Maturation of the cerebral venous system is considered critical in predicting a patient’s tolerance to venous occlusion. The cavernous sinus and its connections do not fully develop until 4 months of age. Therefore, infants younger than this have no collateral pathway for diverted cortical venous drainage should the posterior venous drainage be compromised. Therefore, the treatment (palliative or otherwise) of dural sinus malformations in infants of this age should be undertaken with great care because the risk of catastrophic venous sinus occlusion secondary to thrombosis of the dural sinus fistula is increased.

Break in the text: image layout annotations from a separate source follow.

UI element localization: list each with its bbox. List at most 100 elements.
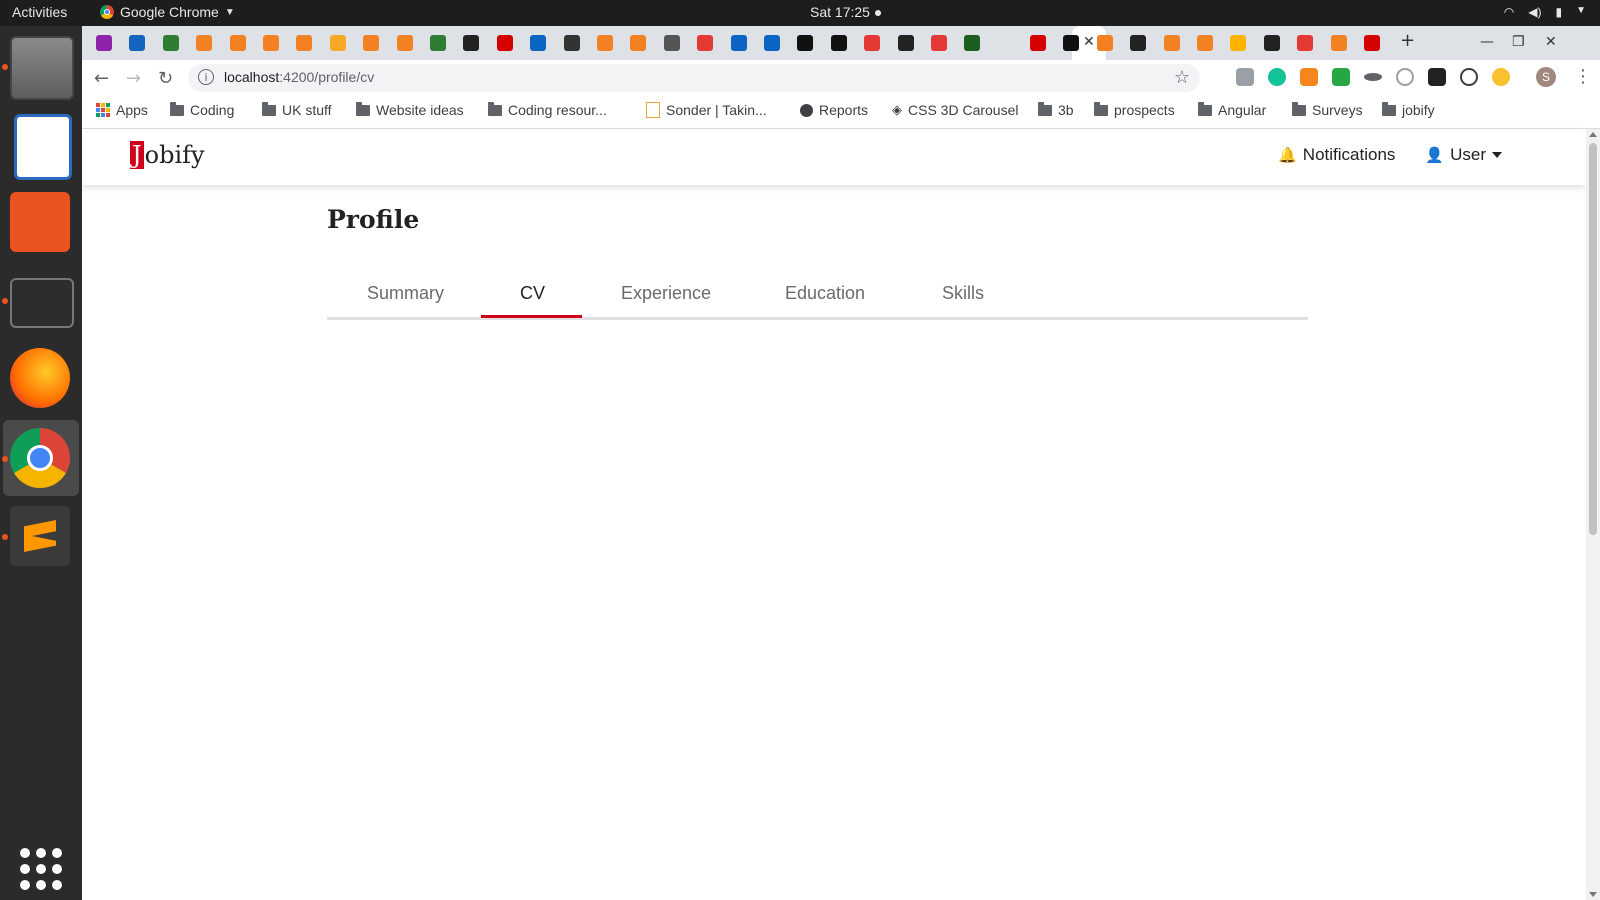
user-menu[interactable]: 👤 User <box>1425 145 1502 165</box>
tab-favicon[interactable] <box>1297 35 1314 51</box>
close-icon[interactable]: ✕ <box>1083 34 1095 50</box>
tab-favicon[interactable] <box>1230 35 1247 51</box>
caret-down-icon <box>1492 152 1502 158</box>
software-center-icon[interactable] <box>10 192 70 252</box>
tab-favicon[interactable] <box>897 35 914 51</box>
address-bar[interactable]: i localhost:4200/profile/cv ☆ <box>188 64 1200 92</box>
tab-favicon[interactable] <box>496 35 513 51</box>
metamask-extension-icon[interactable] <box>1300 68 1318 86</box>
tab-skills[interactable]: Skills <box>942 283 984 304</box>
tab-favicon[interactable] <box>764 35 780 51</box>
forward-icon[interactable]: → <box>126 68 141 89</box>
tab-experience[interactable]: Experience <box>621 283 711 304</box>
bookmark-surveys[interactable]: Surveys <box>1292 101 1363 118</box>
tab-favicon[interactable] <box>296 35 313 51</box>
bookmark-jobify[interactable]: jobify <box>1382 101 1435 118</box>
app-menu[interactable]: Google Chrome ▼ <box>100 4 235 20</box>
tab-favicon[interactable] <box>162 35 179 51</box>
tab-favicon[interactable] <box>363 35 380 51</box>
system-tray[interactable]: ◠ ◀) ▮ ▼ <box>1504 5 1586 19</box>
tab-favicon[interactable] <box>563 35 580 51</box>
tab-favicon[interactable] <box>1263 35 1280 51</box>
tab-favicon[interactable] <box>530 35 547 51</box>
cors-extension-icon[interactable] <box>1332 68 1350 86</box>
bookmark-apps[interactable]: Apps <box>96 102 148 118</box>
tab-favicon[interactable] <box>1197 35 1213 51</box>
tab-favicon[interactable] <box>263 35 279 51</box>
tab-favicon[interactable] <box>430 35 446 51</box>
tab-favicon[interactable] <box>229 35 246 51</box>
tab-favicon[interactable] <box>1330 35 1347 51</box>
kebab-menu-icon[interactable]: ⋮ <box>1574 66 1592 87</box>
tab-favicon[interactable] <box>1364 35 1380 51</box>
tab-favicon[interactable] <box>931 35 947 51</box>
tab-favicon[interactable] <box>830 35 847 51</box>
tab-favicon[interactable] <box>1096 35 1113 51</box>
terminal-icon[interactable] <box>10 278 74 328</box>
dark-mode-extension-icon[interactable] <box>1492 68 1510 86</box>
tab-favicon[interactable] <box>1030 35 1046 51</box>
wifi-icon: ◠ <box>1503 5 1515 19</box>
bookmark-css-3d-carousel[interactable]: ◈ CSS 3D Carousel <box>892 102 1019 118</box>
tab-favicon[interactable] <box>96 35 112 51</box>
tab-favicon[interactable] <box>329 35 346 51</box>
activities-button[interactable]: Activities <box>12 4 67 20</box>
page-scrollbar[interactable] <box>1586 129 1600 900</box>
chromecast-extension-icon[interactable] <box>1460 68 1478 86</box>
tab-favicon[interactable] <box>129 35 146 51</box>
clock[interactable]: Sat 17:25 ● <box>810 4 882 20</box>
firefox-icon[interactable] <box>10 348 70 408</box>
new-tab-icon[interactable]: + <box>1400 30 1415 51</box>
bookmark-prospects[interactable]: prospects <box>1094 101 1175 118</box>
sublime-icon[interactable] <box>10 506 70 566</box>
tab-favicon[interactable] <box>396 35 413 51</box>
tab-favicon[interactable] <box>697 35 714 51</box>
bookmark-angular[interactable]: Angular <box>1198 101 1266 118</box>
minimize-icon[interactable]: — <box>1480 34 1494 50</box>
show-applications-icon[interactable] <box>20 848 62 890</box>
scrollbar-thumb[interactable] <box>1589 143 1597 535</box>
grammarly-extension-icon[interactable] <box>1268 68 1286 86</box>
tab-favicon[interactable] <box>463 35 480 51</box>
tab-favicon[interactable] <box>597 35 613 51</box>
timer-extension-icon[interactable] <box>1396 68 1414 86</box>
tab-favicon[interactable] <box>797 35 814 51</box>
bookmark-website-ideas[interactable]: Website ideas <box>356 101 464 118</box>
files-icon[interactable] <box>10 36 74 100</box>
maximize-icon[interactable]: ❐ <box>1512 34 1525 50</box>
tab-favicon[interactable] <box>1163 35 1180 51</box>
eye-extension-icon[interactable] <box>1364 73 1382 81</box>
tab-favicon[interactable] <box>630 35 647 51</box>
tab-education[interactable]: Education <box>785 283 865 304</box>
tab-favicon[interactable] <box>964 35 981 51</box>
tab-favicon[interactable] <box>1063 35 1080 51</box>
bookmark-uk-stuff[interactable]: UK stuff <box>262 101 332 118</box>
tab-summary[interactable]: Summary <box>367 283 444 304</box>
close-window-icon[interactable]: ✕ <box>1545 34 1557 50</box>
tab-favicon[interactable] <box>730 35 747 51</box>
chrome-icon[interactable] <box>10 428 70 488</box>
bookmark-coding[interactable]: Coding <box>170 101 234 118</box>
tab-favicon[interactable] <box>663 35 680 51</box>
avatar[interactable]: S <box>1536 67 1556 87</box>
bookmark-star-icon[interactable]: ☆ <box>1174 67 1190 88</box>
bookmark-3b[interactable]: 3b <box>1038 101 1074 118</box>
notifications-link[interactable]: 🔔 Notifications <box>1278 145 1395 165</box>
bookmark-coding-resources[interactable]: Coding resour... <box>488 101 607 118</box>
tab-favicon[interactable] <box>1130 35 1147 51</box>
back-icon[interactable]: ← <box>94 68 109 89</box>
tab-cv[interactable]: CV <box>520 283 545 304</box>
camera-extension-icon[interactable] <box>1236 68 1254 86</box>
reload-icon[interactable]: ↻ <box>158 68 173 89</box>
bookmark-reports[interactable]: Reports <box>800 102 868 118</box>
bookmark-sonder[interactable]: Sonder | Takin... <box>646 102 767 118</box>
info-icon[interactable]: i <box>198 69 214 85</box>
tab-favicon[interactable] <box>196 35 213 51</box>
scroll-down-icon[interactable] <box>1589 892 1597 897</box>
tab-favicon[interactable] <box>864 35 881 51</box>
writer-icon[interactable] <box>14 114 72 180</box>
running-indicator <box>2 64 8 70</box>
scroll-up-icon[interactable] <box>1589 132 1597 137</box>
jobify-logo[interactable]: Jobify <box>130 141 205 169</box>
squarespace-extension-icon[interactable] <box>1428 68 1446 86</box>
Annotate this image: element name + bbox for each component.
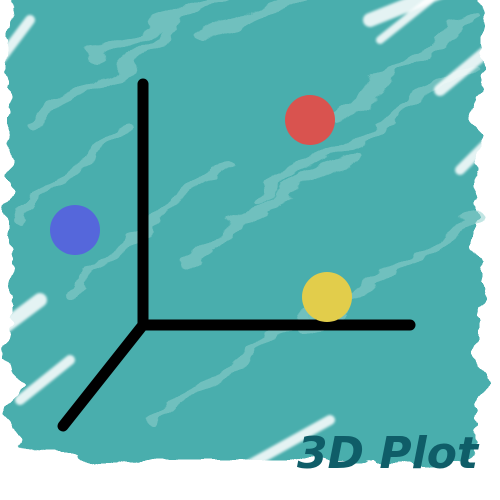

In this case, several features indicated that a favorable prognosis was likely. The lateral position of the venous sac without involvement of the torcula herophili and the absence of direct cortical venous drainage into the sac may have allowed preservation of exocranial venous outflow while the sac underwent thrombosis. Additionally, the lack of direct communication with cortical veins may have been important in preventing the development of venous hypertension as a direct result of either the arteriovenous shunt or the subsequent thrombosis of the venous sac.

There was no angiographic evidence to suggest superior sagittal sinus enlargement or cortical venous reflux. Cross-sectional imaging did not demonstrate any of the typical features of venous hypertension or hydrovenous disorder at presentation or at follow-up. The minor clinical symptoms and signs provides further evidence that venous hypertension was not present at presentation or at follow-up.

The venous sac demonstrated partial thrombosis at angiography. This finding may have indicated that the flow within the sac was relatively sluggish. In addition, the absence of cardiac compromise at any stage suggests that the volume of the shunt was not physiologically substantial.

The anatomic disposition of the venous sac lateral to the torcula herophili is probably the most important factor that resulted in a good outcome. Thrombosis of the venous pouch, by means of either a spontaneous process or embolization, is not expected to result in the development of venous hypertension, because it does not receive antegrade venous drainage from either the cortical veins or the normal venous sinuses. Also, it did not directly communicate with the torcula herophili. The lack of clinical or radiologic evidence of venous hypertension supports the impression that, despite the arteriovenous shunt, the pressure in the venous sac may not have been substantially increased.

The venous sac appeared to become occluded in isolation. The subsequent closure of the occipital sinus is likely to have been physiologic and secondary to the reduction in flow that occurred as the dural sinus fistula became occluded. The exact etiology of the infant’s neurologic deficit remains unclear.